# Schneider PC TS Super-Angulon 50mm f/2.8 - Anyone use one?



## Jim Saunders (Nov 9, 2014)

Hi, I have a job for a lens like this but damned if I can find a review which gives any confidence; has anyone here tried one? Worst case I try it, don't like it and send it back but I'd appreciate any insight I can get.

Jim


----------



## Mt Spokane Photography (Nov 9, 2014)

It would be hard to go wrong with this one, the Canon 45mm TS is the weakest of their models. It also costs a lot less.

https://www.lensrentals.com/rent/canon/lenses/specialty/schneider-50mm-f2.8-super-angulon-for-canon


----------



## Jim Saunders (Nov 9, 2014)

Mt Spokane Photography said:


> It would be hard to go wrong with this one, the Canon 45mm TS is the weakest of their models. It also costs a lot less.
> 
> https://www.lensrentals.com/rent/canon/lenses/specialty/schneider-50mm-f2.8-super-angulon-for-canon



If I was in that part of the world I'd have that here and have a look; perhaps the local place could be sold on adding one to their inventory...

As for the 45 I agree; if Canon had a 50 or TS to match their recent offering in other lengths it'd be a no-brainer.

Jim


----------



## Mt Spokane Photography (Nov 9, 2014)

Jim Saunders said:


> Mt Spokane Photography said:
> 
> 
> > It would be hard to go wrong with this one, the Canon 45mm TS is the weakest of their models. It also costs a lot less.
> ...


 
Maybe a business opportunity  There are some who purchase a lens and work out a deal with a local lens rental place to rent it out when its not being used. They do get battered up (Breakage is covered by the renter), and that's hard for some, including me, to be willing to put up with for a lens like this one.


----------



## eml58 (Nov 9, 2014)

Have look at this Jim, it's not highly flattering of the 50, but worth looking at just the same.
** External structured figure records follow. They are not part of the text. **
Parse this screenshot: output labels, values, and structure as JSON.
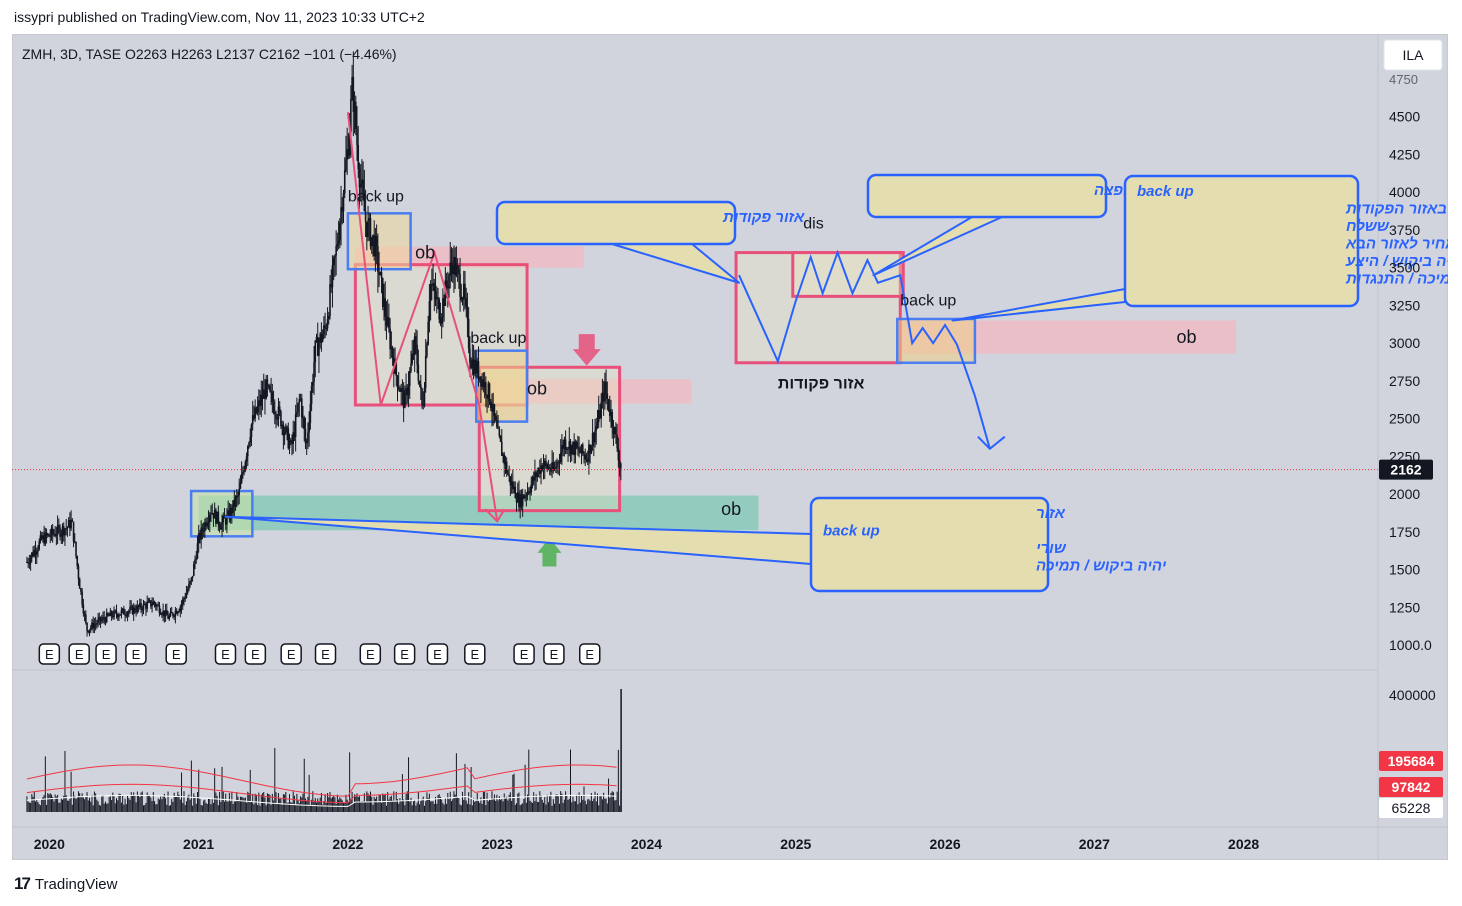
{
  "header": {
    "published": "issypri published on TradingView.com, Nov 11, 2023 10:33 UTC+2"
  },
  "footer": {
    "brand": "TradingView"
  },
  "chart_data": {
    "type": "candlestick",
    "legend_text": "ZMH, 3D, TASE  O2263  H2263  L2137  C2162  −101 (−4.46%)",
    "currency": "ILA",
    "ohlc": {
      "open": 2263,
      "high": 2263,
      "low": 2137,
      "close": 2162,
      "change": -101,
      "change_pct": -4.46
    },
    "last_price_label": "2162",
    "last_price": 2162,
    "price_axis": {
      "ticks": [
        4750,
        4500,
        4250,
        4000,
        3750,
        3500,
        3250,
        3000,
        2750,
        2500,
        2250,
        2000,
        1750,
        1500,
        1250,
        1000
      ],
      "tick_labels": [
        "4750",
        "4500",
        "4250",
        "4000",
        "3750",
        "3500",
        "3250",
        "3000",
        "2750",
        "2500",
        "2250",
        "2000",
        "1750",
        "1500",
        "1250",
        "1000.0"
      ]
    },
    "time_axis": {
      "labels": [
        "2020",
        "2021",
        "2022",
        "2023",
        "2024",
        "2025",
        "2026",
        "2027",
        "2028"
      ],
      "years": [
        2020,
        2021,
        2022,
        2023,
        2024,
        2025,
        2026,
        2027,
        2028
      ]
    },
    "price_path": [
      [
        2019.85,
        1550
      ],
      [
        2019.95,
        1700
      ],
      [
        2020.05,
        1750
      ],
      [
        2020.12,
        1780
      ],
      [
        2020.15,
        1820
      ],
      [
        2020.2,
        1420
      ],
      [
        2020.25,
        1100
      ],
      [
        2020.32,
        1150
      ],
      [
        2020.42,
        1200
      ],
      [
        2020.55,
        1230
      ],
      [
        2020.7,
        1280
      ],
      [
        2020.8,
        1180
      ],
      [
        2020.88,
        1260
      ],
      [
        2020.95,
        1420
      ],
      [
        2021.0,
        1700
      ],
      [
        2021.08,
        1900
      ],
      [
        2021.15,
        1800
      ],
      [
        2021.2,
        1850
      ],
      [
        2021.27,
        2000
      ],
      [
        2021.35,
        2450
      ],
      [
        2021.45,
        2700
      ],
      [
        2021.55,
        2500
      ],
      [
        2021.62,
        2300
      ],
      [
        2021.68,
        2650
      ],
      [
        2021.72,
        2300
      ],
      [
        2021.78,
        2950
      ],
      [
        2021.85,
        3100
      ],
      [
        2021.92,
        3600
      ],
      [
        2022.0,
        4300
      ],
      [
        2022.03,
        4700
      ],
      [
        2022.08,
        4100
      ],
      [
        2022.12,
        3800
      ],
      [
        2022.18,
        3650
      ],
      [
        2022.25,
        3200
      ],
      [
        2022.32,
        2800
      ],
      [
        2022.38,
        2600
      ],
      [
        2022.45,
        3000
      ],
      [
        2022.5,
        2550
      ],
      [
        2022.55,
        3400
      ],
      [
        2022.62,
        3200
      ],
      [
        2022.7,
        3550
      ],
      [
        2022.78,
        3300
      ],
      [
        2022.82,
        2900
      ],
      [
        2022.88,
        2800
      ],
      [
        2022.95,
        2650
      ],
      [
        2023.0,
        2400
      ],
      [
        2023.08,
        2100
      ],
      [
        2023.15,
        1950
      ],
      [
        2023.22,
        2050
      ],
      [
        2023.3,
        2200
      ],
      [
        2023.38,
        2150
      ],
      [
        2023.45,
        2350
      ],
      [
        2023.52,
        2300
      ],
      [
        2023.6,
        2250
      ],
      [
        2023.68,
        2500
      ],
      [
        2023.72,
        2700
      ],
      [
        2023.78,
        2450
      ],
      [
        2023.83,
        2162
      ]
    ],
    "volume": {
      "ticks": [
        400000
      ],
      "tick_labels": [
        "400000"
      ],
      "ma_labels": [
        "195684",
        "97842",
        "65228"
      ],
      "ma_colors": [
        "#f23645",
        "#f23645",
        "#ffffff"
      ],
      "peak": 420000,
      "last": 420000
    },
    "earnings_markers": [
      2020.0,
      2020.2,
      2020.38,
      2020.58,
      2020.85,
      2021.18,
      2021.38,
      2021.62,
      2021.85,
      2022.15,
      2022.38,
      2022.6,
      2022.85,
      2023.18,
      2023.38,
      2023.62
    ],
    "earnings_label": "E",
    "zones": [
      {
        "name": "ob-green",
        "x0": 2021.0,
        "x1": 2024.75,
        "y0": 1760,
        "y1": 1990,
        "color": "#7fc8b6",
        "label": "ob"
      },
      {
        "name": "ob-pink-top",
        "x0": 2022.05,
        "x1": 2023.58,
        "y0": 3500,
        "y1": 3640,
        "color": "#f2b8c2",
        "label": "ob"
      },
      {
        "name": "ob-pink-mid",
        "x0": 2022.88,
        "x1": 2024.3,
        "y0": 2600,
        "y1": 2760,
        "color": "#f2b8c2",
        "label": "ob"
      },
      {
        "name": "ob-pink-future",
        "x0": 2025.7,
        "x1": 2027.95,
        "y0": 2930,
        "y1": 3150,
        "color": "#f2b8c2",
        "label": "ob"
      }
    ],
    "annotations": [
      {
        "text": "back up",
        "x": 2022.0,
        "y": 3940
      },
      {
        "text": "back up",
        "x": 2022.82,
        "y": 3000
      },
      {
        "text": "back up",
        "x": 2025.7,
        "y": 3250
      },
      {
        "text": "dis",
        "x": 2025.05,
        "y": 3760
      },
      {
        "text": "ob",
        "x": 2022.45,
        "y": 3560
      },
      {
        "text": "ob",
        "x": 2023.2,
        "y": 2660
      },
      {
        "text": "ob",
        "x": 2024.5,
        "y": 1860
      },
      {
        "text": "ob",
        "x": 2027.55,
        "y": 3000
      },
      {
        "text": "אזור פקודות",
        "x": 2024.88,
        "y": 2700
      }
    ],
    "callouts": [
      {
        "name": "callout-order-zone",
        "lines": [
          "אזור פקודות"
        ]
      },
      {
        "name": "callout-disp",
        "lines": [
          "הפצה"
        ]
      },
      {
        "name": "callout-backup-future",
        "lines": [
          "back up",
          "האזור האחרון באזור הפקודות",
          "ששלח",
          "את המחיר לאזור הבא",
          "יהיה ביקוש / היצע",
          "תמיכה / התנגדות"
        ]
      },
      {
        "name": "callout-support",
        "lines": [
          "אזור",
          "back up",
          "שורי",
          "יהיה ביקוש / תמיכה"
        ]
      }
    ],
    "colors": {
      "background": "#d1d4dc",
      "candle": "#131722",
      "accent_blue": "#2962ff",
      "accent_pink": "#e8507a",
      "price_line": "#f23645",
      "callout_fill": "#e3ddb0"
    }
  }
}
I've been on the fence with this one for quite a while, I have both the Canon 17 & 24 series II Tilt Shift Lenses and rate them highly, the Scheinder isn't something I've tried, hopefully Canon produce the series II 50 & 90 sooner rather then later.
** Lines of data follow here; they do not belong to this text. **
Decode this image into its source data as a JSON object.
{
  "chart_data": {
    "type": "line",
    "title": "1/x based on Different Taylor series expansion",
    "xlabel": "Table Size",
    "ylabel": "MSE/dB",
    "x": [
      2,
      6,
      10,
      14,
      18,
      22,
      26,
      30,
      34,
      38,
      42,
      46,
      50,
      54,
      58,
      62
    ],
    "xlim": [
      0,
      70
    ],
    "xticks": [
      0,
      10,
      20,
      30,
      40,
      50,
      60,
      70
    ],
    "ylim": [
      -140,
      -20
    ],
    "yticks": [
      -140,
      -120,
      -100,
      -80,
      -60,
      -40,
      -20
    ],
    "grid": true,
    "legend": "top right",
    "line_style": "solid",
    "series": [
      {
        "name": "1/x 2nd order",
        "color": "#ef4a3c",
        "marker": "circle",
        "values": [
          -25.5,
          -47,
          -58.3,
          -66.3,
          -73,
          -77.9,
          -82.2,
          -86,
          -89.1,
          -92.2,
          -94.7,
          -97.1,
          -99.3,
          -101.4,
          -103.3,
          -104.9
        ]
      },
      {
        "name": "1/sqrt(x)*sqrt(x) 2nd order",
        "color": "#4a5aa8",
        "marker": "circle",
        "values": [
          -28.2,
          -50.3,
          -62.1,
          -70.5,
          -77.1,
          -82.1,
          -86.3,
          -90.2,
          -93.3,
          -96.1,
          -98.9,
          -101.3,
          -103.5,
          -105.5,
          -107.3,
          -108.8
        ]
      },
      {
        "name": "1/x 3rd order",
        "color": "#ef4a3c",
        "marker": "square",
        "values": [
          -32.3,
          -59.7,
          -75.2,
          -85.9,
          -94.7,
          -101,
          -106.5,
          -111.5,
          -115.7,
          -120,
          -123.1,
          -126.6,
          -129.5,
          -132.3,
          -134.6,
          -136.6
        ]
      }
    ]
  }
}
http://blog.mingthein.com/2014/03/18/review-schneider-pc-ts-50-90/


----------



## Mt Spokane Photography (Nov 9, 2014)

eml58 said:


> Have look at this Jim, it's not highly flattering of the 50, but worth looking at just the same.
> 
> I've been on the fence with this one for quite a while, I have both the Canon 17 & 24 series II Tilt Shift Lenses and rate them highly, the Scheinder isn't something I've tried, hopefully Canon produce the series II 50 & 90 sooner rather then later.
> 
> http://blog.mingthein.com/2014/03/18/review-schneider-pc-ts-50-90/


 
That definitely does not sound good, considering the price. Apparently diglloyd also panned it, but I can't read the review without buying a membership.


----------



## Jim Saunders (Nov 9, 2014)

I appreciate the links, between those and the one glowing review on B&H you can see why I'm curious about anyone's actual experience with it. Maybe I'll send Roger an e-mail, he has one there.

Jim


----------



## Mt Spokane Photography (Nov 9, 2014)

Jim Saunders said:


> I appreciate the links, between those and the one glowing review on B&H you can see why I'm curious about anyone's actual experience with it. Maybe I'll send Roger an e-mail, he has one there.
> 
> Jim


 
I wonder if he has tested and used it. He is good at reviewing the build and quality, but he does not always get to run extensive tests on every lens. I'd be interested in his results.

Reviews on B&H are usually less reliable merely because I do not know the knowledge level or ability of the tester. It might look very good to that person, while a experienced tester will pickup on the weaknesses.


----------